Maryland's Trans-Elect announces Atlantic Wind Connection backbone transmission project; mid-Atlantic transmission system will accelerate offshore wind development, be able to connect 6,000 MW to mainland grid
October 12, 2010
– Will Enable Offshore Wind Energy Growth in Mid-Atlantic Region, Spur Jobs and Economic Growth
Capturing the enormous potential of offshore wind energy along the Mid-Atlantic coast took a significant step forward today with the announcement of the Atlantic Wind Connection (AWC) backbone transmission project led by well-established independent transmission company Trans-Elect and sponsored by Good Energies, Google (NASDAQ: GOOG) and Marubeni Corporation (TYO: 8002).
Designed to accelerate offshore wind development, the AWC project will help the industry create thousands of jobs, improve consumer access to clean energy sources, and increase the reliability of the Mid-Atlantic region's existing power grid.
“This new American super grid off the Mid-Atlantic coast will unlock an important untapped resource, creating the foundation for a new industry and jobs for thousands of American workers,” said Bob Mitchell, CEO of Trans-Elect.

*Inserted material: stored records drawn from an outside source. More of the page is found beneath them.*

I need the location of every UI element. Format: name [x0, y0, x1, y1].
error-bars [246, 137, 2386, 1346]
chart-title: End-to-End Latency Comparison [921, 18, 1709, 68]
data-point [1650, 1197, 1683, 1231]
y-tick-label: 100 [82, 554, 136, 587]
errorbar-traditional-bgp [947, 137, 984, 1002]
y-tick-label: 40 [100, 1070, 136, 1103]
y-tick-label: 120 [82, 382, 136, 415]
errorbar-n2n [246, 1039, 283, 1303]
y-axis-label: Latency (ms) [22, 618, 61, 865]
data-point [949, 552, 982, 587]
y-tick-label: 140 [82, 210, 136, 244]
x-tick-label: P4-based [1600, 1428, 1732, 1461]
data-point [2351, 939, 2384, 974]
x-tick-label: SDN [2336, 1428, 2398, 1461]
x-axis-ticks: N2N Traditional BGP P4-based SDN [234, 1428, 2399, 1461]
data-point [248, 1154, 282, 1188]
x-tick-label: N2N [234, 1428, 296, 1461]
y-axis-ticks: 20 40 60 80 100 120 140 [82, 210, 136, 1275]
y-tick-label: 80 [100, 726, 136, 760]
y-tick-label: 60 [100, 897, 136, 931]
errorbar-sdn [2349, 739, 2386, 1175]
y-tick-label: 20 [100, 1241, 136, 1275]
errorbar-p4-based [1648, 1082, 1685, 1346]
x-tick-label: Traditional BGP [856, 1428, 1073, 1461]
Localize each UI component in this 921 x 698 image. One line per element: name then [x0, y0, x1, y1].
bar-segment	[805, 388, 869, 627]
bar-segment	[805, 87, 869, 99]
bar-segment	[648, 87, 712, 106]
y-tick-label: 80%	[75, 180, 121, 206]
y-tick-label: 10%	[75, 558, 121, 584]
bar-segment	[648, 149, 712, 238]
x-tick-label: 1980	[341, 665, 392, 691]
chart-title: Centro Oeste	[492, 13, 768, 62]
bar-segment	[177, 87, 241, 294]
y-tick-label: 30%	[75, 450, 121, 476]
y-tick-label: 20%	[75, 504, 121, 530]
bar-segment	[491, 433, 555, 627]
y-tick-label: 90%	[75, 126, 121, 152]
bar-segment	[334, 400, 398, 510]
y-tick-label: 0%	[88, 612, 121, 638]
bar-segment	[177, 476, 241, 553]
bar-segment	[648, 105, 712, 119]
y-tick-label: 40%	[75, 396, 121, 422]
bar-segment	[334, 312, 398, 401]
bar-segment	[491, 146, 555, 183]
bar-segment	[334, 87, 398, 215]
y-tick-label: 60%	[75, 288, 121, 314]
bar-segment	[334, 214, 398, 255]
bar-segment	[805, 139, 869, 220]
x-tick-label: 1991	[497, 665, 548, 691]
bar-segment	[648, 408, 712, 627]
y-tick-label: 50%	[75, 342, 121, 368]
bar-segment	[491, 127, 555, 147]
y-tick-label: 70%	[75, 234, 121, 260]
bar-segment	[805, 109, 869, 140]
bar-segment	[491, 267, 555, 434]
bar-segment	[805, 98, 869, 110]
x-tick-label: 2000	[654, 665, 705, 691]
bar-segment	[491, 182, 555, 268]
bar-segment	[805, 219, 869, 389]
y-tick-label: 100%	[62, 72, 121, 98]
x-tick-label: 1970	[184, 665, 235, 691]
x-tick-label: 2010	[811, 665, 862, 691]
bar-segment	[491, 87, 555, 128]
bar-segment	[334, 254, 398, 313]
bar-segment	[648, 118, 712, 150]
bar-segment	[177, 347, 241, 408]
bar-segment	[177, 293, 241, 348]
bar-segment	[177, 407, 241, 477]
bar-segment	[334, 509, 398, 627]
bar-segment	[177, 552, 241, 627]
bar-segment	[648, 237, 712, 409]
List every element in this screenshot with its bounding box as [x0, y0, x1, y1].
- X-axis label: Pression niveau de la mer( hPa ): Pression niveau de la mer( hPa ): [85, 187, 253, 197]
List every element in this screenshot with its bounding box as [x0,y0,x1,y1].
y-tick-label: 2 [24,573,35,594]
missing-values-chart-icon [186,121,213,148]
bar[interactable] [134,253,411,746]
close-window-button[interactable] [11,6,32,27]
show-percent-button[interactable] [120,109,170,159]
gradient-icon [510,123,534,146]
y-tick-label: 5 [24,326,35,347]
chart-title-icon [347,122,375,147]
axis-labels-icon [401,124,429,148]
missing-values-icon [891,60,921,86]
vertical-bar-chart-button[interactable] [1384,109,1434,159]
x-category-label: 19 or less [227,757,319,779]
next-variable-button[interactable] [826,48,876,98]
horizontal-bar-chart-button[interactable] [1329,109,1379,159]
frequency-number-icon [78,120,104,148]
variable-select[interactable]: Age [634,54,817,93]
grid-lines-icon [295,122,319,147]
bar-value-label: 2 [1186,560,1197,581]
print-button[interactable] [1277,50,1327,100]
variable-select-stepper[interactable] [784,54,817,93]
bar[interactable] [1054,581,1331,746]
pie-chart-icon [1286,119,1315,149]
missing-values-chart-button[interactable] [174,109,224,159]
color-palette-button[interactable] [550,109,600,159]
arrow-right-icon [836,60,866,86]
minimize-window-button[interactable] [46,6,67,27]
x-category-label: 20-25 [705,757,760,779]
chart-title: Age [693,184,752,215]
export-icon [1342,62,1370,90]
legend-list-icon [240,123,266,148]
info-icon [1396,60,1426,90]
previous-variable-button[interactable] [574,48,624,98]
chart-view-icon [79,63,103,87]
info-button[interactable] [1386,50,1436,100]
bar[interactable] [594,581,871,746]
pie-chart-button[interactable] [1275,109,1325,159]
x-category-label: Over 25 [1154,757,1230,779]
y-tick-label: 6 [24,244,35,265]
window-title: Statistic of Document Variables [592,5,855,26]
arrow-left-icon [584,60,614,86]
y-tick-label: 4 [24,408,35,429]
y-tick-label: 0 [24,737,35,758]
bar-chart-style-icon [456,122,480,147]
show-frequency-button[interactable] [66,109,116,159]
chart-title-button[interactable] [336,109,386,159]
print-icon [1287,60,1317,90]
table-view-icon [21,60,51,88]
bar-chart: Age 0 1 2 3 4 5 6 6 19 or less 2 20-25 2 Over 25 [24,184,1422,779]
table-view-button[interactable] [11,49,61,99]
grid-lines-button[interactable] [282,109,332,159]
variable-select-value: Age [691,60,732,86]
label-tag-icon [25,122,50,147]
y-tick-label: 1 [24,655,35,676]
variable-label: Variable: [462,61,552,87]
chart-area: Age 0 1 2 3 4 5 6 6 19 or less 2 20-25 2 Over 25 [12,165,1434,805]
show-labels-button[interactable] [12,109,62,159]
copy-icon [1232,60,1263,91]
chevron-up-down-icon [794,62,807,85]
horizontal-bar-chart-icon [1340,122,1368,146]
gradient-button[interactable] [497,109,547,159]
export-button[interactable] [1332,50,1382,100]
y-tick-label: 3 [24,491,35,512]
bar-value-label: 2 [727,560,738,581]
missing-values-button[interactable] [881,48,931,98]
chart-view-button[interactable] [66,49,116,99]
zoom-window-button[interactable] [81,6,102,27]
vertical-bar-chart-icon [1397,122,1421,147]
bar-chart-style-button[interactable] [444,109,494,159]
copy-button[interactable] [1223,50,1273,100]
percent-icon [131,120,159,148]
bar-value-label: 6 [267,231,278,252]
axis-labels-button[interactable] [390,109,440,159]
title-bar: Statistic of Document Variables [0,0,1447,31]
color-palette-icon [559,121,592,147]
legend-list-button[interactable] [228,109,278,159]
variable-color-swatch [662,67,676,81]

The Mid-Atlantic region offers more than 60,000 MW of offshore wind potential in the relatively shallow waters of the outer continental shelf. These shallow waters, which extend miles out to sea, allow for the development of large, distant wind farms, mitigating visibility issues and allowing for greater energy capture from stronger winds. With few other renewable energy options ideally suited for the Atlantic coast, this transmission project will help states meet their renewable energy goals and standards by enabling the local offshore wind industry to deploy thousands of megawatts of clean, cost-effective energy.
Without a transmission backbone, offshore wind developers would be forced to bring energy to land via radial lines that can make balancing the region’s existing grid more difficult. In addition, a single offshore backbone with a limited number of landfall points will minimize the environmental impacts of building multiple individual radial lines to shore. The AWC project not only reduces the need to build many lower-capacity transmission lines, but relieves grid congestion in one of two National Interest Electric Transmission Corridors which were deemed to have significant transmission network congestion and need speedy creation of transmission capacity.
When complete, the AWC backbone will be able to connect 6,000 MW of offshore wind, enough power to serve approximately 1.9 million households. The system is also scalable and can be expanded to accommodate additional offshore wind energy as the industry further develops. The use of High Voltage Direct Current (HVDC) technology allows for easier integration and control of multiple wind farms while avoiding the electrical losses associated with more typical High Voltage Alternating Current (HVAC) lines. With this strong backbone in place, larger and more energy efficient wind farms can connect to offshore power hubs further out to sea. These power hubs will in turn be connected via sub-sea cables to the strongest, highest capacity parts of the land-based transmission system.
In addition to enabling the production of thousands of megawatts of clean power, the AWC backbone will help spur the creation of local jobs. Development of wind energy off the Atlantic coast could create between 133,000 and 212,000 U.S. jobs according to Oceana, an ocean-conservation group. The U.S. Department of Energy also estimates that more than 43,000 permanent operations and maintenance jobs would be created if 54,000 MW of offshore wind turbines were installed by 2030. For comparison, the offshore wind industry in Europe is expected to create 215,000 new jobs by 2030.
The Obama Administration, as well as Governors, Members of Congress and key state legislators from New Jersey, Delaware, Maryland and Virginia, have expressed strong support for offshore wind development.
“The AWC backbone will both relieve transmission congestion in one of the nation’s most restricted power markets as well as enable the development of a huge offshore wind capacity that can bring stability and security to the Eastern Power Grid,” said John Breckenridge, Managing Director at Good Energies. “With this line in place, offshore projects can be constructed at lower cost, with less impact on the environment and with the ability to deliver power wherever it is needed along the Mid-Atlantic coast.”
“We’re excited about the potential of this project to help the Mid-Atlantic states meet their renewable energy goals by providing a platform that can rapidly accelerate the deployment of clean offshore wind at lower total cost,” said Rick Needham, Director of Green Business Operations at Google. “Transmission is one of the key constraints to the wider adoption of clean energy, so this project was a natural fit with our corporate goal of investing in attractive renewable energy projects that can have dramatic impact.”
“The U.S. will require large investments in its electric transmission grid to meet its renewable and energy independence goals,” said Richard Straebel, Executive Vice President of Marubeni Power International. “Over the past few years this sector has been an increasingly important part of Marubeni's U.S. power market activities and we are very excited about our role in this strategic and transformational project.”
AWC’s filing with the Federal Energy Regulatory Commission later this year will outline details of the project including how it benefits consumers and businesses by improving power flows across the region. The project will continue collaborating with developers and officials to map the optimal path for the line. To begin construction, AWC will need approval from federal, state, regional and local regulators as well as from PJM, the region’s grid operator.